Es hat den Anschein, dass insbesondere die psychologischen Funktionen des Planeten Neptun mit diesem „wahrnehmenden Bewusstsein“ korrelieren. Die einzelnen Planeten des Horoskops sind „Umschreibungen“ der Haltungen und Meinungen, die das Bewusstsein einnehmen kann. Eine Haltung einnehmen bedeutet im Grunde, sich mit ihr in einem gegebenen Moment zu identifizieren (eine Neptun-Fähigkeit). Das Selbst im Sinne des Wesenszentrums der Kreismitte „schlüpft“ als Ich in die Rolle eines der Planeten. Wenn wir die Identifikation zurücknehmen, d.h. uns von der Rolle des Planeten „disidentifizieren“, können wir wieder in die Position des inneren Beobachters zurückkehren. Aus dessen Position heraus sind wir in der Lage, eine bewusste, von unbewussten Impulsen freiere Wahl zu treffen.

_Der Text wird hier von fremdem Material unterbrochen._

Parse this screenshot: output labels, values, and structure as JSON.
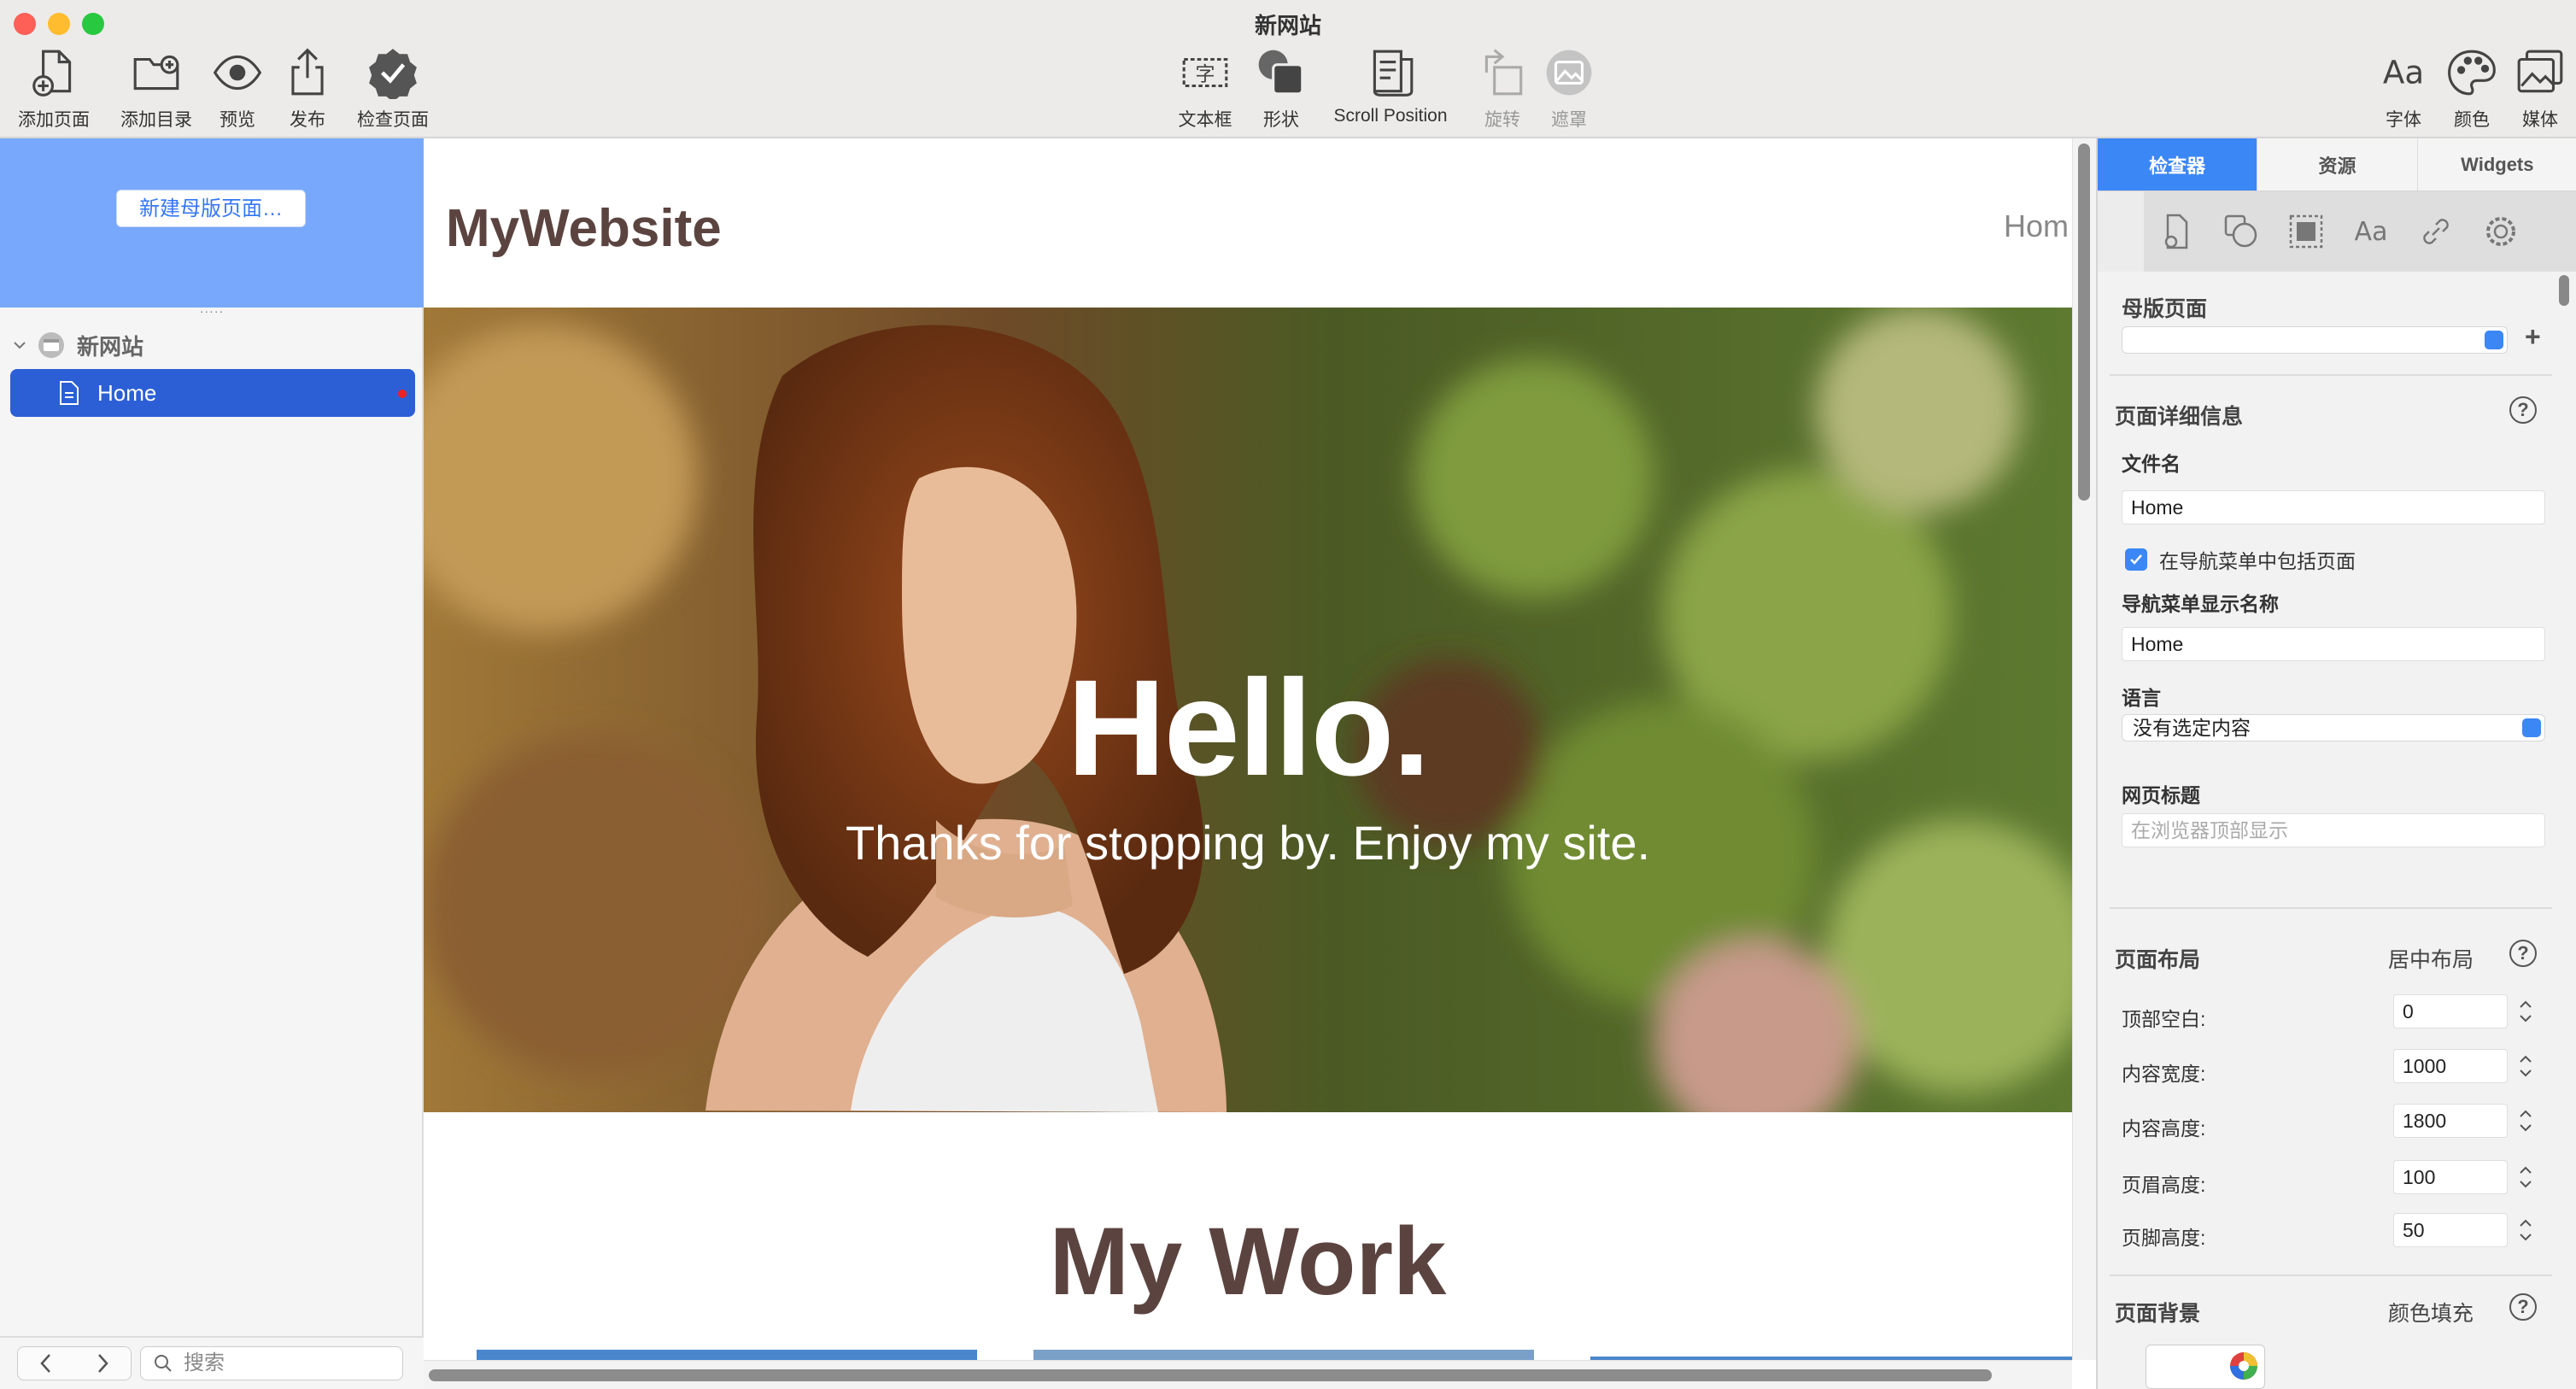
{
  "window": {
    "title": "新网站"
  },
  "toolbar": {
    "left": [
      {
        "label": "添加页面",
        "icon": "add-page-icon"
      },
      {
        "label": "添加目录",
        "icon": "add-folder-icon"
      },
      {
        "label": "预览",
        "icon": "eye-icon"
      },
      {
        "label": "发布",
        "icon": "share-icon"
      },
      {
        "label": "检查页面",
        "icon": "check-badge-icon"
      }
    ],
    "center": [
      {
        "label": "文本框",
        "icon": "text-box-icon"
      },
      {
        "label": "形状",
        "icon": "shape-icon"
      },
      {
        "label": "Scroll Position",
        "icon": "scroll-position-icon"
      },
      {
        "label": "旋转",
        "icon": "rotate-icon",
        "disabled": true
      },
      {
        "label": "遮罩",
        "icon": "mask-icon",
        "disabled": true
      }
    ],
    "right": [
      {
        "label": "字体",
        "icon": "font-icon"
      },
      {
        "label": "颜色",
        "icon": "palette-icon"
      },
      {
        "label": "媒体",
        "icon": "media-icon"
      }
    ]
  },
  "sidebar": {
    "new_master": "新建母版页面…",
    "site_name": "新网站",
    "page": "Home",
    "search_placeholder": "搜索"
  },
  "canvas": {
    "site_title": "MyWebsite",
    "nav_item": "Hom",
    "hero_title": "Hello.",
    "hero_subtitle": "Thanks for stopping by. Enjoy my site.",
    "work_title": "My Work"
  },
  "inspector": {
    "tabs": [
      "检查器",
      "资源",
      "Widgets"
    ],
    "active_tab": "检查器",
    "master_page_label": "母版页面",
    "add": "+",
    "page_details_label": "页面详细信息",
    "filename_label": "文件名",
    "filename_value": "Home",
    "include_nav_label": "在导航菜单中包括页面",
    "include_nav_checked": true,
    "nav_name_label": "导航菜单显示名称",
    "nav_name_value": "Home",
    "language_label": "语言",
    "language_value": "没有选定内容",
    "page_title_label": "网页标题",
    "page_title_placeholder": "在浏览器顶部显示",
    "layout_label": "页面布局",
    "layout_value": "居中布局",
    "layout_fields": [
      {
        "label": "顶部空白:",
        "value": "0"
      },
      {
        "label": "内容宽度:",
        "value": "1000"
      },
      {
        "label": "内容高度:",
        "value": "1800"
      },
      {
        "label": "页眉高度:",
        "value": "100"
      },
      {
        "label": "页脚高度:",
        "value": "50"
      }
    ],
    "background_label": "页面背景",
    "background_value": "颜色填充",
    "help": "?"
  },
  "colors": {
    "accent": "#3b87f5",
    "selection": "#2c5fd6",
    "master": "#78a8fb",
    "brand_text": "#5b4440"
  }
}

Zu Beginn unseres Lebens bis in die erste Lebenshälfte hinein lernen wir, ein funktionierendes Ich aufzubauen, das offen und begegnungsfähig sein kann (Mond), das sich seines Körpers bewusst ist, ihn ernährt und schützt und sich abgrenzen kann (Saturn), und das autonome Willensentscheidungen (Sonne) treffen kann. Diese Funktionen sind wichtig, um in der Welt bestehen zu können und um uns selbst zu erhalten, denn ein wesentlicher Antrieb im Leben ist die Selbsterhaltung. Diese drei Ich-Instanzen bzw. Rollen, das Denk-, das Gefühls- und das Körper-Ich (Sonne, Mond, Saturn), lernen wir in unserer Kindheit kennen und üben ihre Anwendung ein. In diesem Lernprozess werden wir wesentlich von unseren Eltern und unserer Familie geprägt. In der zweiten Lebenshälfte (etwa ab Mitte 30) meldet sich zunehmend das Selbst im Sinne des Kreises in der Horoskopmitte – unser eigentlicher Ursprung – zu Wort. Es strebt die Integration der bis dahin ignorierten und abgespaltenen Teile des Ichs in die übergeordnete Ganzheit des Selbst an.